Tight Regret Bounds for Single-pass Streaming Multi-armed Bandits

Authors: Chen Wang

ICML 2023 | Conference PDF | Archive PDF | Plain Text | LLM Run Details

Reproducibility Variable Result LLM Response
Research Type Experimental We further tested the empirical performances of our algorithms on simulated MABs instances, where the proposed algorithms outperform the benchmark uniform exploration algorithm by a large margin and, on occasion, reduce the regret by up to 70%.
Researcher Affiliation Academia Department of Computer Science, Rutgers University, USA.
Pseudocode Yes Aggressive Selective Promotion an ε-best arm algorithm using log (K)-arm memory
Open Source Code Yes The codes of the experiment are available on github page streaming-regret-minimization-MABs.
Open Datasets No The paper uses simulated Bernoulli arms and does not refer to a publicly available or open dataset. It describes the generation of its own synthetic data.
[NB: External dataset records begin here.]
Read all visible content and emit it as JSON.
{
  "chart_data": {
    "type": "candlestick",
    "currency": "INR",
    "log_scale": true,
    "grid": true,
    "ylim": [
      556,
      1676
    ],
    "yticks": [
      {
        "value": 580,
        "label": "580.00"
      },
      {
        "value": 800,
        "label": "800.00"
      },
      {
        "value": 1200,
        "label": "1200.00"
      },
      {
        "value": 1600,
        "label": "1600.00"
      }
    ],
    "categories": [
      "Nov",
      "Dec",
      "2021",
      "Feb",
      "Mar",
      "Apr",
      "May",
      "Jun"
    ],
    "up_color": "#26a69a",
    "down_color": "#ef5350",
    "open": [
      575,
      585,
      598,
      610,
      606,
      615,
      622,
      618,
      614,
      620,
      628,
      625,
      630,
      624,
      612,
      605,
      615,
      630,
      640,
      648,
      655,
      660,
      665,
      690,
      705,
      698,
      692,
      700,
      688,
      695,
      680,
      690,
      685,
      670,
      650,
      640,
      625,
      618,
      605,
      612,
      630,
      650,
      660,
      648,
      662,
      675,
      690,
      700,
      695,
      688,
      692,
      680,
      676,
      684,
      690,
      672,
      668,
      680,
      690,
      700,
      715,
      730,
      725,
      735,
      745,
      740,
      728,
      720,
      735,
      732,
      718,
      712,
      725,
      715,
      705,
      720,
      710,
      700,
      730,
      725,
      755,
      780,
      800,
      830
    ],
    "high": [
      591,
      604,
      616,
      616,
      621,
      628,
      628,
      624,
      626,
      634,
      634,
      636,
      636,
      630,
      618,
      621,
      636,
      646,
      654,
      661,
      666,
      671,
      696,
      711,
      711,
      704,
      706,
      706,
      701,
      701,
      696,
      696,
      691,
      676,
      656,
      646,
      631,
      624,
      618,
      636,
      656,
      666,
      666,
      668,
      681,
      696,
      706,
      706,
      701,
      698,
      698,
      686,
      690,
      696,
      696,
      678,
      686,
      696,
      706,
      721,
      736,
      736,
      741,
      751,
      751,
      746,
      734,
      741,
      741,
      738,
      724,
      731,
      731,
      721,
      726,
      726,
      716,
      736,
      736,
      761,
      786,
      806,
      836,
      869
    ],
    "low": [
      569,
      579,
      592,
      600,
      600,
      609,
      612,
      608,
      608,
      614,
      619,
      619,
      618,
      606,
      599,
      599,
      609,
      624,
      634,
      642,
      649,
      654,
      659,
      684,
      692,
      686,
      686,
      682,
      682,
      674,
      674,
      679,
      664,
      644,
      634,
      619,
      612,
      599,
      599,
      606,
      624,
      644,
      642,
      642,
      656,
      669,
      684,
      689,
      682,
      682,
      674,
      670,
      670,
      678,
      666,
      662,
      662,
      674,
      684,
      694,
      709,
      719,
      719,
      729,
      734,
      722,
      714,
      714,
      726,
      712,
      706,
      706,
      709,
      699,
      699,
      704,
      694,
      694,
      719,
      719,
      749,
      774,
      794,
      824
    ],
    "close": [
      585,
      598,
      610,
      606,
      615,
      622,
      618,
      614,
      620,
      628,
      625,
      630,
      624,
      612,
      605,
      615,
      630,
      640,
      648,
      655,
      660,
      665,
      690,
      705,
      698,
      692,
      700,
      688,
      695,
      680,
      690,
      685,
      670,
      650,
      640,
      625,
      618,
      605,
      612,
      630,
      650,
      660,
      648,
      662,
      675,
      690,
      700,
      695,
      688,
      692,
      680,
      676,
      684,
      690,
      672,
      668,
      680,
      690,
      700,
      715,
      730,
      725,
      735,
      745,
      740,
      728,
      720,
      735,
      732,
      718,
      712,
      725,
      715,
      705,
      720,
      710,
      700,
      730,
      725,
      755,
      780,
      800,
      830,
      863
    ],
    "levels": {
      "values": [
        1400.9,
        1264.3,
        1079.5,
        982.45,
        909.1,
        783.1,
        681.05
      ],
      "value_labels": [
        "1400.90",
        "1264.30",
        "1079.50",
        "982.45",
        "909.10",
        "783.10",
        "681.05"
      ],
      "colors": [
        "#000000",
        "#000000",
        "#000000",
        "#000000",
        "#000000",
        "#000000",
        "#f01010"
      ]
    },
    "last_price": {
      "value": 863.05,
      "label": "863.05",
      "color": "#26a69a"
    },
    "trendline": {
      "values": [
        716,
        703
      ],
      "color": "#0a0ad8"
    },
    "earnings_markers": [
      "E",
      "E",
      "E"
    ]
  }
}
Dataset Splits No The paper describes simulation settings with varying K and T, and running 50 times, but does not provide specific train/validation/test dataset splits. The data is generated via simulation for each run.
Hardware Specification Yes The simulations are all carried on a personal device with Apple M1 chip and 8GB memory
Software Dependencies No The paper mentions implementing algorithms but does not specify any software dependencies with version numbers (e.g., Python version, specific libraries like NumPy, PyTorch, etc.).
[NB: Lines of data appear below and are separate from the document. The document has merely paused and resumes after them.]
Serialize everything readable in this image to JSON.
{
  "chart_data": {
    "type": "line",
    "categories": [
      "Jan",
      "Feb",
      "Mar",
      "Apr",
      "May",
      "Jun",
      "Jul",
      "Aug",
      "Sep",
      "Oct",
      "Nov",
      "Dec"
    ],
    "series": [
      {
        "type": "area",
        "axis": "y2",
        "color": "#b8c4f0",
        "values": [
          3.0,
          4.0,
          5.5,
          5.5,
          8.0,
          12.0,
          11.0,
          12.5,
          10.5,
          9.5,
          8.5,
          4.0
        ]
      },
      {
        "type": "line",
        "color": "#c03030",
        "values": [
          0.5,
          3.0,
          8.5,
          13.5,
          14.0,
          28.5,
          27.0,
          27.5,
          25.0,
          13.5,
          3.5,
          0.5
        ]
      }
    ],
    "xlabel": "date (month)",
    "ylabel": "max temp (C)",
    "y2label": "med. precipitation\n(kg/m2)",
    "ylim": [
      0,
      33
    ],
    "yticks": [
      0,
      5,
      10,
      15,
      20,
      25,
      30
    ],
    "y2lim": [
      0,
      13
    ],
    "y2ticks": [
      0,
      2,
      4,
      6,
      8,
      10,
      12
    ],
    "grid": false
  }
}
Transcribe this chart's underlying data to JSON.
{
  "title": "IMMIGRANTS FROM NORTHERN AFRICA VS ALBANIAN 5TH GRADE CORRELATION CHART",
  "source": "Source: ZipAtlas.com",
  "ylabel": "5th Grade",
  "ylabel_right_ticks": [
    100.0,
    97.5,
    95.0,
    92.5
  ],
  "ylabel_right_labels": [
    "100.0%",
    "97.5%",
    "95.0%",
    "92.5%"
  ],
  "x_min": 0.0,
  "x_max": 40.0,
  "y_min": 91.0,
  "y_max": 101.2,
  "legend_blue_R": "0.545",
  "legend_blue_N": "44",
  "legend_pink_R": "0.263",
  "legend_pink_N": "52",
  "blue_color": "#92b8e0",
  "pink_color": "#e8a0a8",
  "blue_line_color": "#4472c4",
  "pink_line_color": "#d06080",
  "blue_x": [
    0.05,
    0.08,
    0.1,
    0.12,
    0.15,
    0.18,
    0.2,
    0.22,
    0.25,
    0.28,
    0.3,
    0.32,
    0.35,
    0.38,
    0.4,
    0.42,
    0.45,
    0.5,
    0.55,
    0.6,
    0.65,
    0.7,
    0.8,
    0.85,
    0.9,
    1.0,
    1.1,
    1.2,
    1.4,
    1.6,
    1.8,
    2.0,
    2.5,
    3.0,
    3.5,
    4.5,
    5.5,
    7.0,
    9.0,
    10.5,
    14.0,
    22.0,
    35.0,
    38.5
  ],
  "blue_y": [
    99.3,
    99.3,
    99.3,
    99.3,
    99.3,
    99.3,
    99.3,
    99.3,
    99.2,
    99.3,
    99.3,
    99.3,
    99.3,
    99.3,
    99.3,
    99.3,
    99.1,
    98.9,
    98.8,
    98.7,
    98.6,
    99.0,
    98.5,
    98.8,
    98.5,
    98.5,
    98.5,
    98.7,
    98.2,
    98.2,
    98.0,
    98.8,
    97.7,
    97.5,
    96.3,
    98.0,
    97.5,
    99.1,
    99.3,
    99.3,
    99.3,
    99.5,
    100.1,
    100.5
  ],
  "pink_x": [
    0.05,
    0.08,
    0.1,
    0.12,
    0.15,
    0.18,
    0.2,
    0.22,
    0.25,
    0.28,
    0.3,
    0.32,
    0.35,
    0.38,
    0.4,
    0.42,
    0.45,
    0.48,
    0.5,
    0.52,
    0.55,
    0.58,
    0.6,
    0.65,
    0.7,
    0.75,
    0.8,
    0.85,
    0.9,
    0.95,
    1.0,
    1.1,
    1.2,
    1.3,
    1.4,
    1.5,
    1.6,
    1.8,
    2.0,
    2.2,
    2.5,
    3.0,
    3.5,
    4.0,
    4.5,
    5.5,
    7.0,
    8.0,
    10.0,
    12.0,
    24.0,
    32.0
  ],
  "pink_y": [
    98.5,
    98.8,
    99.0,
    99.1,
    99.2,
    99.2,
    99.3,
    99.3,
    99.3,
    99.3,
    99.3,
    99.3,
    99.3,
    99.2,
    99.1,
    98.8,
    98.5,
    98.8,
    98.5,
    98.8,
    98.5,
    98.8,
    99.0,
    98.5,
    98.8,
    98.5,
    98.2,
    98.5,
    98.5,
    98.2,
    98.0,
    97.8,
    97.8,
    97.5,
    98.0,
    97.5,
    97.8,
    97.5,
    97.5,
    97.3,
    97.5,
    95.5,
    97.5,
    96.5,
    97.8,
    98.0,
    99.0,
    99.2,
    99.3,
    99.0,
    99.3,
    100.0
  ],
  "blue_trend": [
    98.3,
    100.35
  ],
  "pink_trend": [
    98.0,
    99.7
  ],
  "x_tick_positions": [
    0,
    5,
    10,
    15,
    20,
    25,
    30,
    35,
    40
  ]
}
Experiment Setup Yes The means of the reward distributions in each instance are sampled uniformly from [0, 1], and we include 50 runs in each setting. The number of arms is set to K = 50000, and the number of arm pulls are tested with 1000K, 1000K2 and 1000K3. In the implementation of different algorithms, we keep the leading constant to be 1 (i.e. we treat O( ) operation as with multiplicative factor of 1) except for multiplicative factor in the multi-level increment of samples (which we use 1.2 instead since it has to be > 1). We also keep the same ε across levels (as opposed to using ε/2ℓ) since the number of levels is small in our experiments.